Exact and approximate analytical solutions of the two- und three-dimensional radiative transfer equation

二维和三维辐射传递方程的精确和近似解析解

• 批准号: 284841045
• 负责人: Professor Dr. Alwin Kienle
• 金额: --
• 依托单位: Institut für Lasertechnologien in der Medizin und Meßtechnik an der Universität Ulm (ILM)
• 依托单位国家: 德国
• 项目类别: Research Grants
• 资助国家: 德国
• 项目状态: 未结题
• 来源: https://gepris.dfg.de/gepris/projekt/284841045?language=en
• 关键词: Exact; approximate; analytical; solutions; two

The radiative transfer equation (RTE) is the fundamental equation for describing light propagation in scattering media in the mesoscopic and macroscopic scales such as in biological media, in plastics, in paints, in stones, in soils, in the atmosphere or in the interstellar space. Usually, the RTE is solved by numerical approaches like the Monte Carlo method. Recently, however we succeeded in deriving analytical solutions to the RTE for different geometries and to some of its extensions, e.g. for the generalized RTE. The aim of the project is to derive further important analytical solutions to the RTE for a variety of geometries in all spatial frequency domains and in all spatial domains considering also the solutions for discrete numbers of scattering interactions. Furthermore, analytical solutions will be derived for the correlation RTE and the diffusion equation, an often used approximation of the RTE. The new analytical solutions will be validated with or compared to Monte Carlo simulations. Analytical solutions of the RTE will be combined to solutions of the heat conduction equation, to which also analytical solutions will be derived for different geometries. In addition, the new analytical solutions will be efficiently implemented, first, to study important applications in different technical and medical fields and, second, to make the solutions available to the interested user.

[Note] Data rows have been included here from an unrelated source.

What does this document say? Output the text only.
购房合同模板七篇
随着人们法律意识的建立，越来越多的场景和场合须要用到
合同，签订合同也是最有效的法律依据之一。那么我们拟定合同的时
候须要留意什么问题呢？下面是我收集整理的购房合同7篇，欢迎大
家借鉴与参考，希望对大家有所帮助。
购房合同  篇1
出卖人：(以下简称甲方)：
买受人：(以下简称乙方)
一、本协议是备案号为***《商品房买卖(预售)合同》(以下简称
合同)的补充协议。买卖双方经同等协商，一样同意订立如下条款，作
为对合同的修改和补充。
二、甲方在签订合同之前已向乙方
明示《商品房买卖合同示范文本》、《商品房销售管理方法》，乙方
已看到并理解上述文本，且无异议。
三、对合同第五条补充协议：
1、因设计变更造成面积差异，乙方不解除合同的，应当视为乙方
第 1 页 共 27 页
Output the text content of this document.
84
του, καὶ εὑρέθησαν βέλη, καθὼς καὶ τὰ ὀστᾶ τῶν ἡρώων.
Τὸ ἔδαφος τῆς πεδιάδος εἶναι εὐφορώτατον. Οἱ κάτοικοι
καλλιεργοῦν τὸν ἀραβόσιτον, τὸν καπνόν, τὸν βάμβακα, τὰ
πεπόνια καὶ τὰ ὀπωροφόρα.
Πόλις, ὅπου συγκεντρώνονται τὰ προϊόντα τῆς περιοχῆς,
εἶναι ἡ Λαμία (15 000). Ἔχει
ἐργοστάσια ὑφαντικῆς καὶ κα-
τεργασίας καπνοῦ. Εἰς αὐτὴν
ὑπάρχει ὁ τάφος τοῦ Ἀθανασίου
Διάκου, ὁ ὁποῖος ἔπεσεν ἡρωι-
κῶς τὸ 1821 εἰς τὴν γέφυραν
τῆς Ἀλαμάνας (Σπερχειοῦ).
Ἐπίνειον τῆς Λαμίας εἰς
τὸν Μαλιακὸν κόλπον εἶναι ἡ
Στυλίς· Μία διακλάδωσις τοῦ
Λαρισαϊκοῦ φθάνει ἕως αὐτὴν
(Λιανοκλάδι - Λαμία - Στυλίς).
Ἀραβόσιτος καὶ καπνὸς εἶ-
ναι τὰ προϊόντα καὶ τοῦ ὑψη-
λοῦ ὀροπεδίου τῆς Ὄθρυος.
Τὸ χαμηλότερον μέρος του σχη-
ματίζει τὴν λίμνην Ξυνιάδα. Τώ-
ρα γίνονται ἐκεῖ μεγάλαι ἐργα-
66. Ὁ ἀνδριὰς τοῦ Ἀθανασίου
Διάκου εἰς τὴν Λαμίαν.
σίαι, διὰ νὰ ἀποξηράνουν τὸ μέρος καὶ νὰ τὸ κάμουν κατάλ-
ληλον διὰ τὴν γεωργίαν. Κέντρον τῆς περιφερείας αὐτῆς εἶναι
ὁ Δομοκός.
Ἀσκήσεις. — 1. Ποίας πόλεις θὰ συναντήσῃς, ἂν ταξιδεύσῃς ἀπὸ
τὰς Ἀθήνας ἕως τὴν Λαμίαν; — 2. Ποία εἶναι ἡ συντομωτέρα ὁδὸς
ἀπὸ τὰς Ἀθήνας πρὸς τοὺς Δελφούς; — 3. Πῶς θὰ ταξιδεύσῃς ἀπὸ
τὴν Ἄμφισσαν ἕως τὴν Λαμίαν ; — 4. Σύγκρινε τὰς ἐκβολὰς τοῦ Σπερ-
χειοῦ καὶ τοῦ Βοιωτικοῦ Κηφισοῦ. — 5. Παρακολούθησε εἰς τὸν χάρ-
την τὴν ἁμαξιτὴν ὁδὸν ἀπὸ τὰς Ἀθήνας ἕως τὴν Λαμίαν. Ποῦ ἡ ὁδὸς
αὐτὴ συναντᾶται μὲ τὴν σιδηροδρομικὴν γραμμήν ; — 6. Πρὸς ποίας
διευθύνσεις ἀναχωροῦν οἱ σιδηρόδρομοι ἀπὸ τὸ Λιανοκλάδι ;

辐射传输方程(RTE)是描述光在介观和宏观尺度的散射介质中传播的基本方程，如生物介质、塑料、涂料、石头、土壤、大气或星际空间。通常用蒙特卡罗方法等数值方法来求解RTE。然而，最近我们成功地导出了不同几何形状的RTE的解析解，以及它的一些扩展，例如广义RTE。该项目的目的是在所有空间频率域和所有空间域中进一步推导各种几何形状的RTE的重要解析解，同时考虑离散数量的散射相互作用的解。此外，还将得到相关RTE和扩散方程的解析解，这是RTE的一个常用近似。新的解析解将通过蒙特卡罗模拟进行验证或与之进行比较。RTE的解析解将被合并为热传导方程的解，对其也将推导出不同几何形状的解析解。此外，新的分析解决方案将得到有效实施，第一，研究不同技术和医疗领域的重要应用，第二，向感兴趣的用户提供解决方案。